The Great Depression was an economical crisis that affected the whole world and left 13 million people unemployed. The entire American banking system almost collapsed with over 5,000 banks going out of business. The causes of the Great Depression are still a subject of great debate among economists today.
• Property and land prices collapsing after a property boom, causing investors to lose money.
• Too many people speculating on the stock market to try and make money quickly.
• Black Tuesday - the stock market crash that happened on October 29, 1929 is considered to be one of the main causes of the depression. Stockholders lost over 40 billion dollars, which had a devastating effect on the world economy.
• Unbalanced distribution of wealth: wealthy Americans owned more than a third of all the American assets. When the economy started to struggle, these people started to hoard the money that caused industries to struggle even more.
• An overabundance of small banks that didn't have enough funds to pay out all the people's savings at once after the stockmarket crash. In the 1920s, bank deposits were not insured and when a bank would fail, all the people who banked there, lost their savings.
• Reduction in spending. As mentioned before, people stopped spending money after the stock market crash.

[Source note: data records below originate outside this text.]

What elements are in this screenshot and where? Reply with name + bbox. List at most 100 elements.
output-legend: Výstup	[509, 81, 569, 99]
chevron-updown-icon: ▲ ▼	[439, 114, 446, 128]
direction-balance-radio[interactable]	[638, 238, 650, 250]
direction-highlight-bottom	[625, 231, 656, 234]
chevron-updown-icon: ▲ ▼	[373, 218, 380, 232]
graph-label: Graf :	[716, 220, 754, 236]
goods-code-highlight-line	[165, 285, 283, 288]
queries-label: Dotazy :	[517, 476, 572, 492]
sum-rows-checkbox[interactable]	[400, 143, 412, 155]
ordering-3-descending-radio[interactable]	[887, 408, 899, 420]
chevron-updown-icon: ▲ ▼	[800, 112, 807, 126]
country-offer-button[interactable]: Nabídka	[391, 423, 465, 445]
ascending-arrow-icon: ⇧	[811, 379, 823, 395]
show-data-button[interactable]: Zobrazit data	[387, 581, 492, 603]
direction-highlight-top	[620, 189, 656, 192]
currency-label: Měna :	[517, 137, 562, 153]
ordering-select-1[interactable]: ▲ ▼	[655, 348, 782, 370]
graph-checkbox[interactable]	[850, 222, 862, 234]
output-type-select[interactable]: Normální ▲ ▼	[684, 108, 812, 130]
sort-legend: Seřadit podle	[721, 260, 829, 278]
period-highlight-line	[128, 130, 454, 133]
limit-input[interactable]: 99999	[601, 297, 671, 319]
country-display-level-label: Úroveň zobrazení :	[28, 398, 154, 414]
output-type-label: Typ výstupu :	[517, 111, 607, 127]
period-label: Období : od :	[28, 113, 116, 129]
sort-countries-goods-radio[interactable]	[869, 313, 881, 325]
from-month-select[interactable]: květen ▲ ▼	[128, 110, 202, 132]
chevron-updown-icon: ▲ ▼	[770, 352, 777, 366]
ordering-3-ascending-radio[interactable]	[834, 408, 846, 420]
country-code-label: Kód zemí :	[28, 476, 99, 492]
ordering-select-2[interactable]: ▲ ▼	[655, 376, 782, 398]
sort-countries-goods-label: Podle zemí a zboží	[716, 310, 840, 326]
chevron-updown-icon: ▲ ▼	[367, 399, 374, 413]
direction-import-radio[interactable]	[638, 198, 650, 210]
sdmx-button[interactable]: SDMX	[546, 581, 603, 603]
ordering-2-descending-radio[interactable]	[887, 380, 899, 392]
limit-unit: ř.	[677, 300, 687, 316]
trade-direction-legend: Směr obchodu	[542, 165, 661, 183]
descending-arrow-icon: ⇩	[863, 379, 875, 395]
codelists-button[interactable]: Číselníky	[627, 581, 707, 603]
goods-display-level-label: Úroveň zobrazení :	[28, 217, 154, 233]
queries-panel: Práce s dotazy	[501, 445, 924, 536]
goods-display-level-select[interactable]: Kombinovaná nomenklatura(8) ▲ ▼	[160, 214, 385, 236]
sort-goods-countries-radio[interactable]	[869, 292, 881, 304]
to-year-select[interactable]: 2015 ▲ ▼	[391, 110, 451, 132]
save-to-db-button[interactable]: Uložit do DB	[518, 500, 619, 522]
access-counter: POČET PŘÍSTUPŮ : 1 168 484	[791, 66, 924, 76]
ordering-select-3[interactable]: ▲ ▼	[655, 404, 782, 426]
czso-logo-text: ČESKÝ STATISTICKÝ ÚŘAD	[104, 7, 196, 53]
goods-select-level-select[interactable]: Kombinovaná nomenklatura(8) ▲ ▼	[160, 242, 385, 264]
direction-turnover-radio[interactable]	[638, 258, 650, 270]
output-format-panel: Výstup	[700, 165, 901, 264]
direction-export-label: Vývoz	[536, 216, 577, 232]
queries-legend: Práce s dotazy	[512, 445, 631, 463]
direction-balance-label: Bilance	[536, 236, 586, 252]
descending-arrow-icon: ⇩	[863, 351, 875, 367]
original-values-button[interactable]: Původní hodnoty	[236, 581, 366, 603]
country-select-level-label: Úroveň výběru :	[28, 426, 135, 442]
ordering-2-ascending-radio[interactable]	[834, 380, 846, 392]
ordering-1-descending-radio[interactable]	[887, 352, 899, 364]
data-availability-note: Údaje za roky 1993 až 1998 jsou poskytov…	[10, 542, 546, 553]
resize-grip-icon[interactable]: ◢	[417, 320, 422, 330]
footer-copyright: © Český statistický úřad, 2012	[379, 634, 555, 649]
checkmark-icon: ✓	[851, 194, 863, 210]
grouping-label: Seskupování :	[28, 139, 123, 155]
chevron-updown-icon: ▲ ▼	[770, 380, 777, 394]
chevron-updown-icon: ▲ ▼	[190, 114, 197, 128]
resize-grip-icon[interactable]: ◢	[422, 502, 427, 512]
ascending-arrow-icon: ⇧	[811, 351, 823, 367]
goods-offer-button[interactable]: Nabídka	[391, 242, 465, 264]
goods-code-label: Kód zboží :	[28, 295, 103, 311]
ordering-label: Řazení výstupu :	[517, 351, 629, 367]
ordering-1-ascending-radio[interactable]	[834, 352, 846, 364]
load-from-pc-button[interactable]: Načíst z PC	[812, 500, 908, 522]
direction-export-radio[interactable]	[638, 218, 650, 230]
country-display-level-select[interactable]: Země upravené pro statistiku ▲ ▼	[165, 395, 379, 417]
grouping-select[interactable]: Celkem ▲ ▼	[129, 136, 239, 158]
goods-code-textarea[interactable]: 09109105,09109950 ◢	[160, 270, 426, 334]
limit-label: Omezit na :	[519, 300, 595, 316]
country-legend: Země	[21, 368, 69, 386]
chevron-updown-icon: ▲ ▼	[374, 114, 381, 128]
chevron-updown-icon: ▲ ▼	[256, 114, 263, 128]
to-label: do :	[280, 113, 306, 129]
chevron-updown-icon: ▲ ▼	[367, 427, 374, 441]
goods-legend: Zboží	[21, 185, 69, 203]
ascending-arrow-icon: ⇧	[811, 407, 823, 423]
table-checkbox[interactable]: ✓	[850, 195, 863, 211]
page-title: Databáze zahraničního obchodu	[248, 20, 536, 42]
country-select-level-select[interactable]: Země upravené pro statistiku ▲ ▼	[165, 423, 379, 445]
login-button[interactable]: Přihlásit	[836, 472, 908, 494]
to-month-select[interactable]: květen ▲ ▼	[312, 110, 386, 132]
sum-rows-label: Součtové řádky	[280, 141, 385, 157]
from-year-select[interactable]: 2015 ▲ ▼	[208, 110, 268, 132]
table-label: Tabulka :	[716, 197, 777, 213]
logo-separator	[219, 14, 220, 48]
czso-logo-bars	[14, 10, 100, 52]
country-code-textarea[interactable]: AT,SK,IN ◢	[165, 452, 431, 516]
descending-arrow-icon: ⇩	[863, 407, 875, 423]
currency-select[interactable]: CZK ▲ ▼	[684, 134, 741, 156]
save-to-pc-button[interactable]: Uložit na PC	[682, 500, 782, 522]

This meant there were more products that were produced than people were buying, forcing factories to reduce their workforce. With the unemployment rising, spending decreased even more, putting more people out of work, creating an downward spiral.
• America recalling debt from European countries caused the economies of countries that were already struggling financially after the war to collapse.
There are many factors that came to play and that may have contributed to the Great Depression. What is certain is that there was one big domino effect that caused the one economy after the other to struggle, leaving thousands of people without income.